There was, too, about her a certain gentleness, a certain disposition to be kind, even when her inherent coquetry—natural in the Southern girl—led her into deep waters; a certain tenderness that made friends of even unhappy suitors (and I heard that she could not count them on her fingers) who had asked for more than she could give—a tenderness which healed the wound and made lovers of them all for life.
And then her Southern speech, indescribable and impossible in cold type. The softening of the consonants, the slipping away of the terminals, the slurring of vowels, and all in that low, musical voice born out side of the roar and crash of city streets and crowded drawing-rooms with each tongue fighting for mastery.
All this Jack had taken in, besides a thousand other charms visible only to the young enthusiast, before he had been two minutes in her presence. As to her voice, he knew she was one of his own people when she had finished pronouncing his name. Somebody worthwhile had crossed his path at last!

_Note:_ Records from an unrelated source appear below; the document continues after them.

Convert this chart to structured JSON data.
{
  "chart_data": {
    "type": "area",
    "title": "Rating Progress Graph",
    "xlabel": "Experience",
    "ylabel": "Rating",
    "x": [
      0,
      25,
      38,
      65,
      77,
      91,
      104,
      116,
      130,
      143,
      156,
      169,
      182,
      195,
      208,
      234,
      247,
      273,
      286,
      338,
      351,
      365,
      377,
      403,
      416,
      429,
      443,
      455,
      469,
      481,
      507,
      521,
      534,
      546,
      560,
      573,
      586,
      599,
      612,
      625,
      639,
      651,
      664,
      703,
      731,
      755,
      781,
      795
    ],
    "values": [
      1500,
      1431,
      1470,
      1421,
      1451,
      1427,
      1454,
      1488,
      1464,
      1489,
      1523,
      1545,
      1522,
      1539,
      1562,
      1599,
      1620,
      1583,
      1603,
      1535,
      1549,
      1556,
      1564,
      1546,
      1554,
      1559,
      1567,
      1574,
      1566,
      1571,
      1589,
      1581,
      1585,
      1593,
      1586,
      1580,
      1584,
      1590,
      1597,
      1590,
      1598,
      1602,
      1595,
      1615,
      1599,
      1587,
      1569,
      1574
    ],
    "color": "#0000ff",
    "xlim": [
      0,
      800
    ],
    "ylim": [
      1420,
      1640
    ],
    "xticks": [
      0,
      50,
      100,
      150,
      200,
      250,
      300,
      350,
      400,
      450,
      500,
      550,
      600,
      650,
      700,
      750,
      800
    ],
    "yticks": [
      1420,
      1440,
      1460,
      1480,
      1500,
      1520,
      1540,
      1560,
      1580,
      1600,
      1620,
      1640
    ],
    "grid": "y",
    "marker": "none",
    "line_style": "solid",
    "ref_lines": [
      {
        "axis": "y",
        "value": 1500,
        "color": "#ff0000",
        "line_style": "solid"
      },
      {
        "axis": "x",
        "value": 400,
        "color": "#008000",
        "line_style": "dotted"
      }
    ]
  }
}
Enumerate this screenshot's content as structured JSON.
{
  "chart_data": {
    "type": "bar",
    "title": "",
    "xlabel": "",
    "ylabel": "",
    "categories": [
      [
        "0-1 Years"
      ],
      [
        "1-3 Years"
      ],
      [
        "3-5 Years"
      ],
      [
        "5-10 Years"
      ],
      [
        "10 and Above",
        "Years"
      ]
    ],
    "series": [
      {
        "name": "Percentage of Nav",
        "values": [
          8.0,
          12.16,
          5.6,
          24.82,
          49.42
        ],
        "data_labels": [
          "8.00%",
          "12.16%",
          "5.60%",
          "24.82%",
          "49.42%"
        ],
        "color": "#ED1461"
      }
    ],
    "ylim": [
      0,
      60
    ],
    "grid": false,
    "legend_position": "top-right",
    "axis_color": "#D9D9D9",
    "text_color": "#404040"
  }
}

And with this there had followed, even as he talked to her, the usual comparisons made by all young fellows when the girl they don’t like is placed side by side with the girl they do. Miss MacFarlane was tall and Corinne was short; Miss MacFarlane was dark, and he adored dark, handsome people—and Corinne was light; Miss MacFarlane’s voice was low and soft, her movements slow and graceful, her speech gentle—as if she were afraid she might hurt someone inadvertently; her hair and dress were simple to severity. While Corinne—well, in every one of these details Corinne represented the exact opposite. It was the blood! Yes, that was it—it was her blood! Who was she, and where did she come from? Would Corinne like her? What impression would this high bred Southern beauty make upon the pert Miss Wren, whose little nose had gone down a point or two when her mother had discovered, much to her joy, the week before, that it was the real Miss Grayson and not an imitation Miss Grayson who had been good enough to invite her daughter and any of her daughter’s friends to tea; and it had fallen another point when she learned that Miss Felicia had left her card the next day, expressing to the potato-bug how sorry she was to hear that the ladies were out, but that she hoped it would only be a matter of a few days before “she would welcome them” to her own apartments, or words to that effect, Frederick’s memory being slightly defective.
It was in answer to this request that Mrs. Breen, after consulting her husband, had written three acceptances before she was willing that Frederick should leave it with his own hands in Fifteenth Street—one beginning, “It certainly is a pleasure after all these years”—which was discarded as being too familiar; another, “So good of you, dear Miss Grayson,” which had a similar fate; and the third, which ran, “My daughter will be most happy, dear Miss Grayson, to be with you,” etc., which was finally sealed with the Breen crest—a four-legged beastie of some kind on its hind legs, with a motto explanatory of the promptness of his ancestors in times of danger. Even then Corinne had hesitated about accepting until Garry said: “Well, let’s take it in, anyhow—we can skip out if they bore us stiff.”